GBPUSD was rejected from the 1.4000 figure earlier in the week and has been trending lower since then. The pair slipped to the 1.3885 region that represents the immediate support, a break below which would pave the way towards the 20-DMA (today at 1.3812) that turned into support last week. On the upside, the 1.3950 area needs to be broken in the short term. Otherwise, the cable could see more steep losses in the coming days. If so, GBPUSD may challenge the 1.3800 figure to retarget the 100-DMA at 1.3725. In the immediate term, the path of least resistance is to the downside despite the greenback struggles for direction.
USDJPY has been losing ground since the start of the month. On Thursday, the dollar extended losses to the 107.80 area before bouncing to the flat-line in recent trading. The pair was last seen clinging to the 108.00 figure, a daily close below which would pave the way towards fresh early-March lows. Should the greenback stage a reversal, the 108.30 area would represent the immediate target for bulls. In a wider picture, bearish risks persist as long as the prices stay below the 20-DMA that arrives at 109.35 today.

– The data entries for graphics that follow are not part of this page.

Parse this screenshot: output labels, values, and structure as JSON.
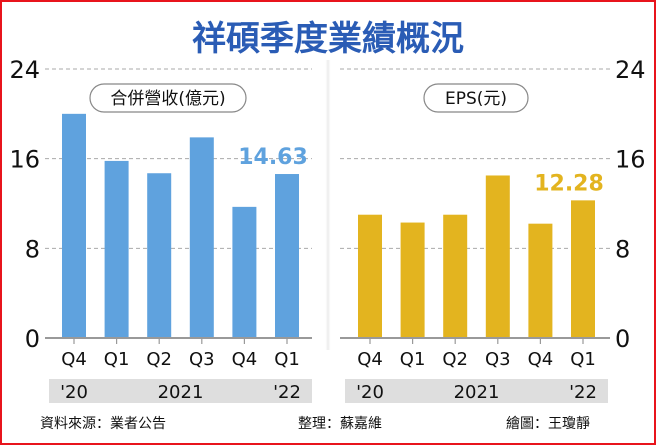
{
  "title": "祥碩季度業績概況",
  "colors": {
    "revenue": "#5fa2de",
    "eps": "#e3b41f",
    "title": "#2a5cb5",
    "border": "#e8141c"
  },
  "chart_data": [
    {
      "type": "bar",
      "title": "合併營收(億元)",
      "categories": [
        "Q4",
        "Q1",
        "Q2",
        "Q3",
        "Q4",
        "Q1"
      ],
      "year_groups": [
        {
          "label": "'20",
          "span": 1
        },
        {
          "label": "2021",
          "span": 4
        },
        {
          "label": "'22",
          "span": 1
        }
      ],
      "values": [
        20.0,
        15.8,
        14.7,
        17.9,
        11.7,
        14.63
      ],
      "data_labels": [
        {
          "index": 5,
          "text": "14.63"
        }
      ],
      "ylim": [
        0,
        24
      ],
      "yticks": [
        "0",
        "8",
        "16",
        "24"
      ],
      "axis_side": "left",
      "grid": true
    },
    {
      "type": "bar",
      "title": "EPS(元)",
      "categories": [
        "Q4",
        "Q1",
        "Q2",
        "Q3",
        "Q4",
        "Q1"
      ],
      "year_groups": [
        {
          "label": "'20",
          "span": 1
        },
        {
          "label": "2021",
          "span": 4
        },
        {
          "label": "'22",
          "span": 1
        }
      ],
      "values": [
        11.0,
        10.3,
        11.0,
        14.5,
        10.2,
        12.28
      ],
      "data_labels": [
        {
          "index": 5,
          "text": "12.28"
        }
      ],
      "ylim": [
        0,
        24
      ],
      "yticks": [
        "0",
        "8",
        "16",
        "24"
      ],
      "axis_side": "right",
      "grid": true
    }
  ],
  "footer": {
    "source": "資料來源：業者公告",
    "editor": "整理：蘇嘉維",
    "artist": "繪圖：王瓊靜"
  }
}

The key upside barrier arrives at the 111.00 figure that triggered the current retreat.
The Kiwi failed to retain bullish impetus and turned lower on Thursday. As a result, the pair slipped back below the 0.7200 figure before deriving support from the 0.7170 area that now represents the immediate support now. On the upside, a decisive break above the 0.7220 region would mark some improvement in the short-term technical picture. However, it looks like the New Zealand dollar will stay under the selling pressure in the immediate term though losses would be limited. In a wider picture, NZDUSD has exceeded the 20-week SMA, which is a bullish sign, but the pair is yet to stage a weekly close above this moving average to confirm the breakout.

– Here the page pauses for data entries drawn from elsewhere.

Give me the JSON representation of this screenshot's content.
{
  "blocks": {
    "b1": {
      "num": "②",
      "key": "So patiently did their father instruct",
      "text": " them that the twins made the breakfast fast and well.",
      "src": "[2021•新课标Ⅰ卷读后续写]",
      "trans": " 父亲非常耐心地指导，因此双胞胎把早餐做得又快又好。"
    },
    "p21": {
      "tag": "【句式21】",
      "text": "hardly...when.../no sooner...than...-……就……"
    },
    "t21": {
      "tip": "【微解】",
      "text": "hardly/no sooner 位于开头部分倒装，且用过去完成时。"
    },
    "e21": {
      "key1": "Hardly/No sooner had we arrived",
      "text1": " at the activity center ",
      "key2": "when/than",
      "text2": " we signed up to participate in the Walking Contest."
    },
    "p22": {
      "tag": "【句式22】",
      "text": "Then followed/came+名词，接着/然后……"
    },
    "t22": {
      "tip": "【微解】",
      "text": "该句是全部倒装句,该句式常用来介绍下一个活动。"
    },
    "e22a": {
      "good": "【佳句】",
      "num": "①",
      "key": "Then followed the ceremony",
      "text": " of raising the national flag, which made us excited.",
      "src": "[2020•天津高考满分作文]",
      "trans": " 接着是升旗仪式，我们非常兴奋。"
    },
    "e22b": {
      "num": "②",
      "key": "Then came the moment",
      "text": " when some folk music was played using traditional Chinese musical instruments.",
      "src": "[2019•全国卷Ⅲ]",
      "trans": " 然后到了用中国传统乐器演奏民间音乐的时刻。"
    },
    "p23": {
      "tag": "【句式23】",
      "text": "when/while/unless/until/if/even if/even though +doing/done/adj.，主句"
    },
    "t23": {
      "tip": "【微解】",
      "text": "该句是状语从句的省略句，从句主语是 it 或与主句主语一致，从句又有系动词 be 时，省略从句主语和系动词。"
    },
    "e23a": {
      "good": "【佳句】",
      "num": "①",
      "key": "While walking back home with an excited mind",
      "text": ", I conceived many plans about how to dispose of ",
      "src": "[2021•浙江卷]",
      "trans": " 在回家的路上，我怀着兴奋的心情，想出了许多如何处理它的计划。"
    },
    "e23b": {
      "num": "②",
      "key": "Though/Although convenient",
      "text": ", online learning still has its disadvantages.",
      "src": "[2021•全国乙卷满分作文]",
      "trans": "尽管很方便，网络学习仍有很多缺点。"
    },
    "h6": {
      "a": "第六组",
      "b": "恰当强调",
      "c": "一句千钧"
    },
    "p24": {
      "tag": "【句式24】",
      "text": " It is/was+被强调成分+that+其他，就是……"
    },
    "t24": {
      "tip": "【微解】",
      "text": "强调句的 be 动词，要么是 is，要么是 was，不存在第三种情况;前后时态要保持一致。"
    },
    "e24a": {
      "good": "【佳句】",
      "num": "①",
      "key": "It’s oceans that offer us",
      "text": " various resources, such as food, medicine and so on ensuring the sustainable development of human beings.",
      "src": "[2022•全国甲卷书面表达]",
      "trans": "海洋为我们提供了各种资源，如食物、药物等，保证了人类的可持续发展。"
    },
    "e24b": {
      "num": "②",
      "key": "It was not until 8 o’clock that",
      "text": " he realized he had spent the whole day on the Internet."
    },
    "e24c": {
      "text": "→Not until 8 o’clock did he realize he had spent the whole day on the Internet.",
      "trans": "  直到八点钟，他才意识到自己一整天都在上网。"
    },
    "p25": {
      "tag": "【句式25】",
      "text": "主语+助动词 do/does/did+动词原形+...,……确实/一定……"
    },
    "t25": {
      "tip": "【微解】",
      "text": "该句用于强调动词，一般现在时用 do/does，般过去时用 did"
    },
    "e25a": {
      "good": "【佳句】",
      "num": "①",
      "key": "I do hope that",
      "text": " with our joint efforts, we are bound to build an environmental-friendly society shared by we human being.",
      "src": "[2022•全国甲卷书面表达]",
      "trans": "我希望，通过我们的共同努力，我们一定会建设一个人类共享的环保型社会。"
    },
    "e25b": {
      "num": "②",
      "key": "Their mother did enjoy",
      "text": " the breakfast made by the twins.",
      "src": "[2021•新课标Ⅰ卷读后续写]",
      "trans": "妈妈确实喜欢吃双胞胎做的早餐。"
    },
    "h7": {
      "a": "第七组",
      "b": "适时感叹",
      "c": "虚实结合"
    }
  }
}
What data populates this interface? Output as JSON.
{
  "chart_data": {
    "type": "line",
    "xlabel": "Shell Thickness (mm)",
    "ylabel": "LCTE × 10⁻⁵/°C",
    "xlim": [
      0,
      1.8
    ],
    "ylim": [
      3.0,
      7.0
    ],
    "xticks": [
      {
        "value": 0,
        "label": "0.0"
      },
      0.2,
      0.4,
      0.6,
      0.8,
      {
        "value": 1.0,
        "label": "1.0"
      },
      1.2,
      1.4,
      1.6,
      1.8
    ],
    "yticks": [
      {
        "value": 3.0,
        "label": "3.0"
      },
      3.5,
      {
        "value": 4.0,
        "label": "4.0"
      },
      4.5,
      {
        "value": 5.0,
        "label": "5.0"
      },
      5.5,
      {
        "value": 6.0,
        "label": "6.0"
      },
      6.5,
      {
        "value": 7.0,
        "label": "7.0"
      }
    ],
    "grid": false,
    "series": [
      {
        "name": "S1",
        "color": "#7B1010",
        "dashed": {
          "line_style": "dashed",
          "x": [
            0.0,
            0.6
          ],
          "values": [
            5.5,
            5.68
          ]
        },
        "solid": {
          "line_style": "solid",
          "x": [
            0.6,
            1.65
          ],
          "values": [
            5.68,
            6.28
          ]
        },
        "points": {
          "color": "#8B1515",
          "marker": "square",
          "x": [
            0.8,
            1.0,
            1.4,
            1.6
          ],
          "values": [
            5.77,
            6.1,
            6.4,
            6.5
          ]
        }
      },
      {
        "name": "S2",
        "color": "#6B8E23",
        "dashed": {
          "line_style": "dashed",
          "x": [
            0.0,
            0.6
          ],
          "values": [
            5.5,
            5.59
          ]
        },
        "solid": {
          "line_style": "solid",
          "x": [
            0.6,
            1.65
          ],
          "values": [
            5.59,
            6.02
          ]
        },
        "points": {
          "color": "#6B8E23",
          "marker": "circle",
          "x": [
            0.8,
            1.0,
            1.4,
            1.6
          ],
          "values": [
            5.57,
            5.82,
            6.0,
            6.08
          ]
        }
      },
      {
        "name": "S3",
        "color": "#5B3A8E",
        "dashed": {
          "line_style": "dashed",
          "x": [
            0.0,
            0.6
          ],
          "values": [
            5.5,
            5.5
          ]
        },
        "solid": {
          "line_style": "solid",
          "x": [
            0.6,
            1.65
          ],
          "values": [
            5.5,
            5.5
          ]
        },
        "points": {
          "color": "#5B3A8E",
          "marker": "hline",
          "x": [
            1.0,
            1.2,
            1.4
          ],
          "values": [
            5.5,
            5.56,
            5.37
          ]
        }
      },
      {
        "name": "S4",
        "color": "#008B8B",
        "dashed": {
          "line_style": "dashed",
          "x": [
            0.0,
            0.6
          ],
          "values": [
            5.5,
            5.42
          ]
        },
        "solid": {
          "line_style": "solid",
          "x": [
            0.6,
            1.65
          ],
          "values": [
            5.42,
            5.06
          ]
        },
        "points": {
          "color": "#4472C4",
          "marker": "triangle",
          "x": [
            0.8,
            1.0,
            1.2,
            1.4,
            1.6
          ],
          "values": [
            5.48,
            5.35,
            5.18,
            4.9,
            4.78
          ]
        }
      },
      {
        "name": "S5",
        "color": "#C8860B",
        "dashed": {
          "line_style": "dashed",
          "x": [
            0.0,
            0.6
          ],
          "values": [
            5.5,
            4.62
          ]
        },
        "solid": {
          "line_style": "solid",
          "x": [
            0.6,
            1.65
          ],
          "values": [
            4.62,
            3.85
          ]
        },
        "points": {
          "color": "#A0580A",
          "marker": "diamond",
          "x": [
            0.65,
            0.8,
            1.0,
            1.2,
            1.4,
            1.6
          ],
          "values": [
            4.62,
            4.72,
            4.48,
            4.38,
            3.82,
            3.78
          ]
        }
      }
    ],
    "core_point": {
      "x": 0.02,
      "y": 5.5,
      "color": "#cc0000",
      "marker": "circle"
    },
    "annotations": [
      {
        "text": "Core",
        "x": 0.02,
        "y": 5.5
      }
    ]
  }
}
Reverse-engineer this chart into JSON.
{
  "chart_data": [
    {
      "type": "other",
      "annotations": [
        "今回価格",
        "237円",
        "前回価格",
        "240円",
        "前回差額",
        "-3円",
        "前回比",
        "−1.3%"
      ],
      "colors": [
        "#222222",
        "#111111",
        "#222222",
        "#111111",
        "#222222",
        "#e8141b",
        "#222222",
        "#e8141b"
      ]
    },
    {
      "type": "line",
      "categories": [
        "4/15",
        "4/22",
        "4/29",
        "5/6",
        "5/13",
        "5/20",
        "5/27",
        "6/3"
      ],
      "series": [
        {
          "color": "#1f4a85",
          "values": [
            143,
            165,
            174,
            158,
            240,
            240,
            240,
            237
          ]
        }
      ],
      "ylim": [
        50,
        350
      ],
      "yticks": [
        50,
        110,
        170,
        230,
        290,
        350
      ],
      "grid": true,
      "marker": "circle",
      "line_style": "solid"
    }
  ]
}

The cross has been trending higher for the third day in a row on Thursday. The pair bounced from the 20-DMA earlier in the week and has been rising since then. Today, the euro extended gains to the 0.8665 area and could challenge this week’s highs around 0.8670 in the short term if the outcome of the ECB meeting doesn’t disappoint euro bulls. On the downside, the immediate support arrives at 0.8630, followed by the 20-DMA that arrives at 0.8618 today. On the four-hour charts, the technical picture has improved as the prices have settled above the key moving averages and the RSI is pointing north in the neutral territory.